Сосед Джона говорил, не слушая других. Ему нужно было обязательно высказать свою мысль вслух. Он сказал:
— Насчет бошей ты, Стефан, совсем не прав. Теперь ни одна их подводная лодка близко не подойдет к каравану. Джон будет плыть спокойненько, как в мирное время. Слыхали, что из Америки пришел целый флот во главе с «Вильсоном»? Я вам скажу — линкор что надо! Американские корабли будут сопровождать караваны в Мурманск. Вот скоро увидите, какой караванище уйдет из Англии…
Кто-то, наиболее осторожный и, может быть, более трезвый в компании, предостерег говорившего:
— Не болтай лишнего — в таверне тоже могут быть длинные уши…
На предостережение никто не обратил внимания. Все были разгорячены спором.
— Так или иначе, — сказал Крейчи, — но это безобразие, что, пока мы переваливаем грузы из трюма в трюм, в порту собралось десятка три пароходов.
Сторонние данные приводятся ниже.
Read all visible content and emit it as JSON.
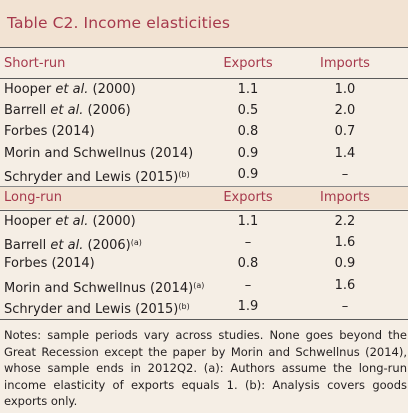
{
  "title": "Table C2. Income elasticities",
  "short_run": {
    "label": "Short-run",
    "col_exports": "Exports",
    "col_imports": "Imports",
    "rows": [
      {
        "pre": "Hooper ",
        "em": "et al.",
        "post": " (2000)",
        "sup": "",
        "exports": "1.1",
        "imports": "1.0"
      },
      {
        "pre": "Barrell ",
        "em": "et al.",
        "post": " (2006)",
        "sup": "",
        "exports": "0.5",
        "imports": "2.0"
      },
      {
        "pre": "Forbes (2014)",
        "em": "",
        "post": "",
        "sup": "",
        "exports": "0.8",
        "imports": "0.7"
      },
      {
        "pre": "Morin and Schwellnus (2014)",
        "em": "",
        "post": "",
        "sup": "",
        "exports": "0.9",
        "imports": "1.4"
      },
      {
        "pre": "Schryder and Lewis (2015)",
        "em": "",
        "post": "",
        "sup": "(b)",
        "exports": "0.9",
        "imports": "–"
      }
    ]
  },
  "long_run": {
    "label": "Long-run",
    "col_exports": "Exports",
    "col_imports": "Imports",
    "rows": [
      {
        "pre": "Hooper ",
        "em": "et al.",
        "post": " (2000)",
        "sup": "",
        "exports": "1.1",
        "imports": "2.2"
      },
      {
        "pre": "Barrell ",
        "em": "et al.",
        "post": " (2006)",
        "sup": "(a)",
        "exports": "–",
        "imports": "1.6"
      },
      {
        "pre": "Forbes (2014)",
        "em": "",
        "post": "",
        "sup": "",
        "exports": "0.8",
        "imports": "0.9"
      },
      {
        "pre": "Morin and Schwellnus (2014)",
        "em": "",
        "post": "",
        "sup": "(a)",
        "exports": "–",
        "imports": "1.6"
      },
      {
        "pre": "Schryder and Lewis (2015)",
        "em": "",
        "post": "",
        "sup": "(b)",
        "exports": "1.9",
        "imports": "–"
      }
    ]
  },
  "notes": "Notes: sample periods vary across studies. None goes beyond the Great Recession except the paper by Morin and Schwellnus (2014), whose sample ends in 2012Q2. (a): Authors assume the long-run income elasticity of exports equals 1. (b): Analysis covers goods exports only."
}
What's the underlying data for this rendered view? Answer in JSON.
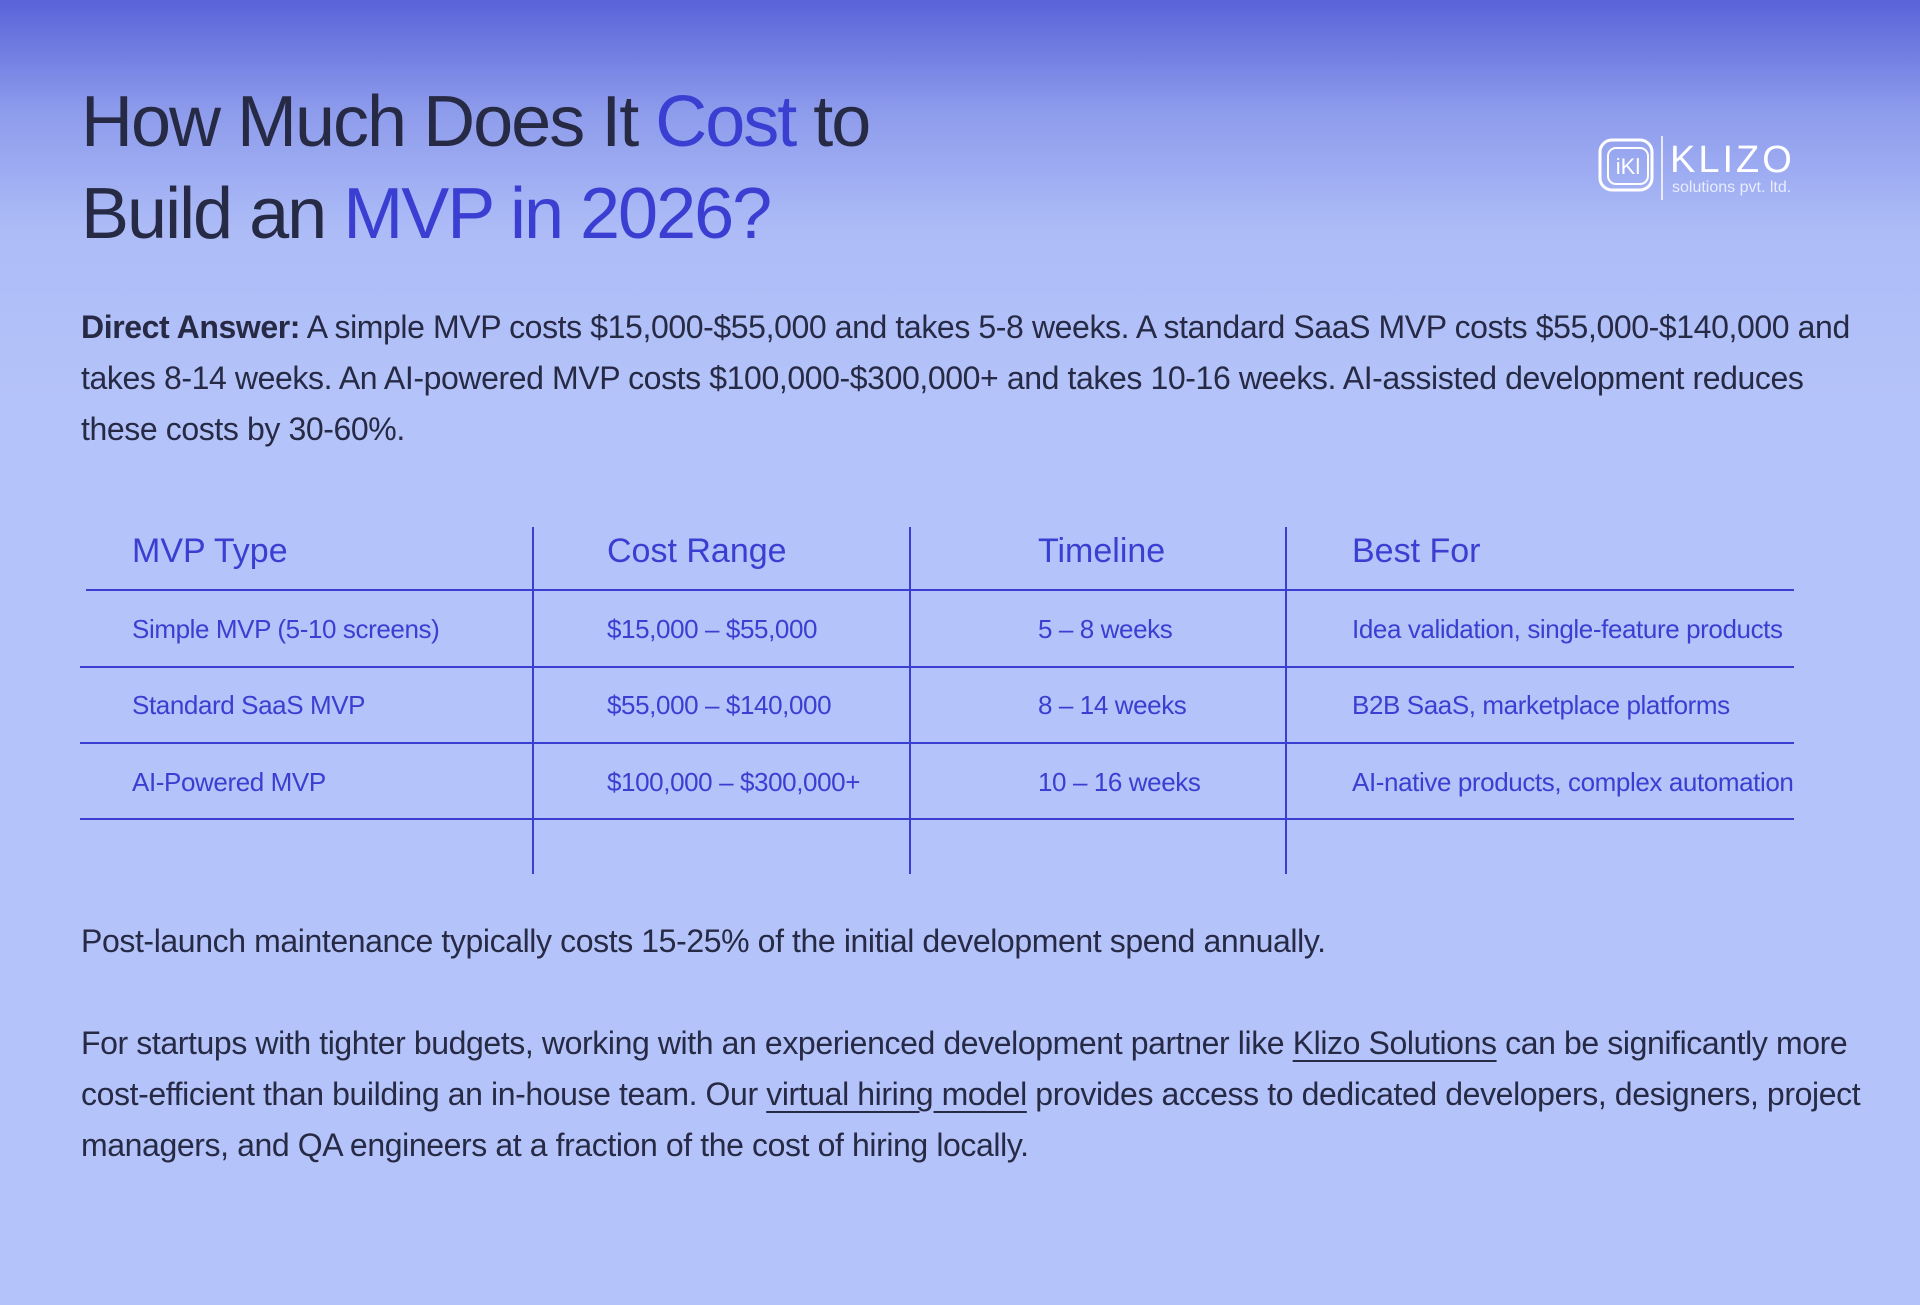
{
  "header": {
    "title": {
      "line1": [
        "How Much Does It",
        "Cost",
        "to"
      ],
      "line2": [
        "Build an",
        "MVP in 2026?"
      ]
    },
    "logo": {
      "name": "KLIZO",
      "tagline": "solutions pvt. ltd."
    }
  },
  "intro": {
    "label": "Direct Answer:",
    "text": "A simple MVP costs $15,000-$55,000 and takes 5-8 weeks. A standard SaaS MVP costs $55,000-$140,000 and takes 8-14 weeks. An AI-powered MVP costs $100,000-$300,000+ and takes 10-16 weeks. AI-assisted development reduces these costs by 30-60%."
  },
  "table": {
    "columns": [
      "MVP Type",
      "Cost Range",
      "Timeline",
      "Best For"
    ],
    "rows": [
      [
        "Simple MVP (5-10 screens)",
        "$15,000 – $55,000",
        "5 – 8 weeks",
        "Idea validation, single-feature products"
      ],
      [
        "Standard SaaS MVP",
        "$55,000 – $140,000",
        "8 – 14 weeks",
        "B2B SaaS, marketplace platforms"
      ],
      [
        "AI-Powered MVP",
        "$100,000 – $300,000+",
        "10 – 16 weeks",
        "AI-native products, complex automation"
      ]
    ]
  },
  "maintenance": "Post-launch maintenance typically costs 15-25% of the initial development spend annually.",
  "partner": {
    "parts": [
      "For startups with tighter budgets, working with an experienced development partner like",
      "Klizo Solutions",
      "can be significantly more cost-efficient than building an in-house team. Our",
      "virtual hiring model",
      "provides access to dedicated developers, designers, project managers, and QA engineers at a fraction of the cost of hiring locally."
    ]
  }
}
Только в одном Глазго. Они давно могли быть в Мурманске. Джон молодец, что он согласился плыть к русским. Выпьем за здоровье Крошоу, за счастливое плавание!.. Ты, Джон, обязательно от моего имени пожми руку первому русскому, которого встретишь там на берегу. Обещаешь?.. От моего имени.
— От меня тоже!
— А почему не от меня? От всех нас!..
— Да, пусть Джон сделает это от всех докеров Глазго!..
— Не забудь, Джон, сказать, что они молодцы и хорошо дерутся на фронте…
Выпили за Джона Крошоу, за его счастливое плавание, за русских, за второй фронт. Вспомнили, что не допели начатую песню, и, притопывая, ударяя по столу в такт кулаками, запели:
Вот новая напасть — заклинило румпель-тали,
Девятым валом сорвало руль.
Но ничего, если корабль наш пойдет ко дну,
У нас есть еще шлюпки и весла.
Мы выходили не из такой напасти.
Но как нам жаль тех, кто остался на берегу!
Как станут они утром вылезать из-под одеяла!
Ах, как жаль, ах, как жаль,
Как нам жаль тех, кто всю жизнь спит в теплой постели.